Welcome to the inaugural blog post for OnlyBoth, founded in March 2014. Let’s consider what is OnlyBoth’s founding idea.
Data has been abundant for a while, but much more of it is coming for several reasons. First, the web’s rise has enabled the decentralized production of data and text. Data can be created, assembled, combined, and published by anyone. Second, the emergence of sensors, either stand-alone or embedded in multi-purpose devices, has automated data creation and given rise to the big data phenomenon.
Let’s limit our discussion to a data table – or spreadsheet – whose rows are entries of interest, and whose columns are various attributes of the entries. If the data table entries are cities, then attributes could be population, region of the country, whether the mayor is new, the set of pro sports teams, etc.

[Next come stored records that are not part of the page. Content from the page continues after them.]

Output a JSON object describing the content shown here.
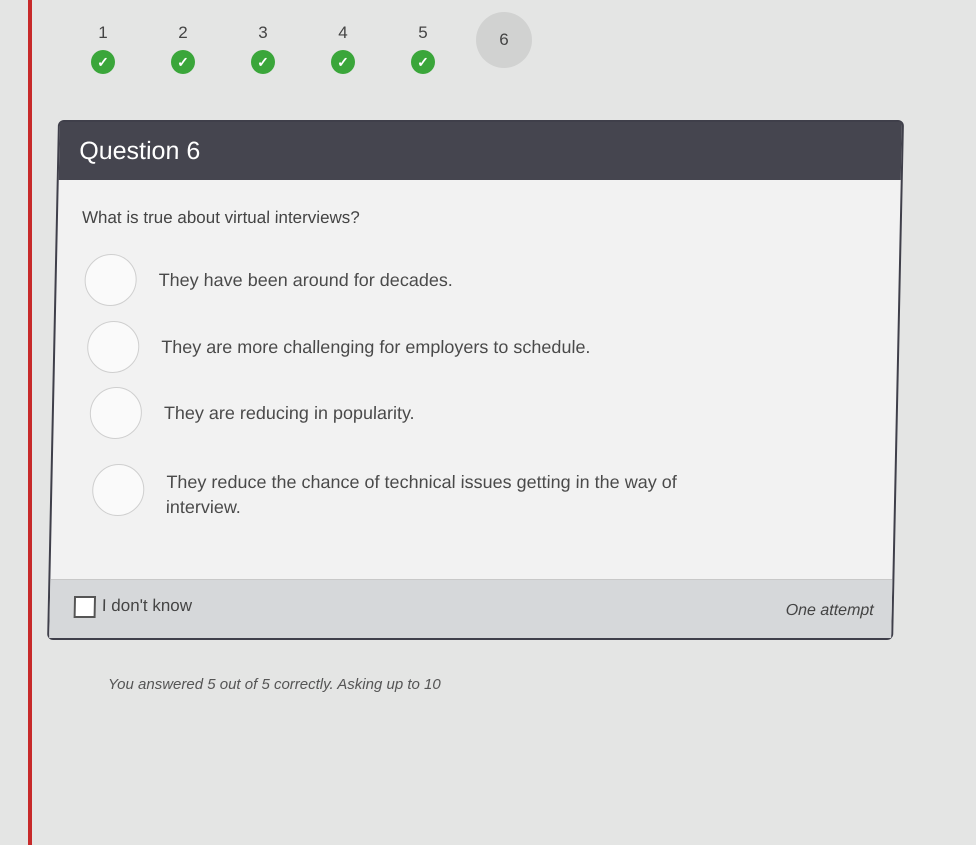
{
  "stepper": {
    "steps": [
      {
        "number": "1",
        "status": "correct"
      },
      {
        "number": "2",
        "status": "correct"
      },
      {
        "number": "3",
        "status": "correct"
      },
      {
        "number": "4",
        "status": "correct"
      },
      {
        "number": "5",
        "status": "correct"
      },
      {
        "number": "6",
        "status": "current"
      }
    ],
    "check_glyph": "✓",
    "check_color": "#3aa63a"
  },
  "question": {
    "title": "Question 6",
    "prompt": "What is true about virtual interviews?",
    "options": [
      {
        "label": "They have been around for decades."
      },
      {
        "label": "They are more challenging for employers to schedule."
      },
      {
        "label": "They are reducing in popularity."
      },
      {
        "label": "They reduce the chance of technical issues getting in the way of interview."
      }
    ]
  },
  "footer": {
    "dont_know_label": "I don't know",
    "attempts_label": "One attempt"
  },
  "summary": "You answered 5 out of 5 correctly. Asking up to 10",
  "colors": {
    "header_bg": "#45454f",
    "accent_red": "#c72a2a"
  }
}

How does one gain advantage from data tables? Let’s list some interesting questions about data whose answers can be automated. The field of statistics answers some, e.g., What is the standard deviation of a data attribute? What two variables are most correlated? What causal relationships are suggested by the data? What entries are outliers?
Separately, computer science has contributed its own questions which involve sophisticated analysis. Let’s list the usual questions that data mining can answer.
- What are natural groupings in the data? Answers to this are based on clustering. Clustering has many uses, for example, to segment a customer base into coherent groups that can be sent a same marketing message. Or, in text search engines, clustering was used by Vivisimo (now part of IBM) to group search results into dominant themes.
- What are group patterns or regularities in the data? A famous example, again from marketing, is that young men who buy diapers on a Friday afternoon also tend to buy beer.
- For a newly arrived entry, can I predict its value for a specific attribute? If you’re a bank, with historical data on customer creditworthiness and observable characteristics, you may want to predict how creditworthy a prospective debtor will be. Or a company may want to predict what customers will leave (“churn”) over the next few months.
OnlyBoth’s founding idea is a new question to ask about data that hasn’t been posed statistically or computationally, much less solved: What’s unique, distinctive, or special about an individual entry? Of course, the question wasn’t invented in a research lab, but was taken from human practice (read the story here) and then developed in an academic lab with support from the National Science Foundation. Marketers, competitors, scientists, sports fans, tourists, investors, et al. have always been interested in how certain people, places, things, and events are unique.
Of course, to fully answer the question means to write it up as a good sentence or paragraph, which has its own technical challenges. Also, some answers are insightful and others not; one has to figure that out. OnlyBoth does both discovery and writing, but not only both!
In brief, unlike most data mining, which focuses on group patterns or predictive analytics, OnlyBoth’s founding idea is to discover individual insights ready to be read, understood, and sometimes acted upon, by people.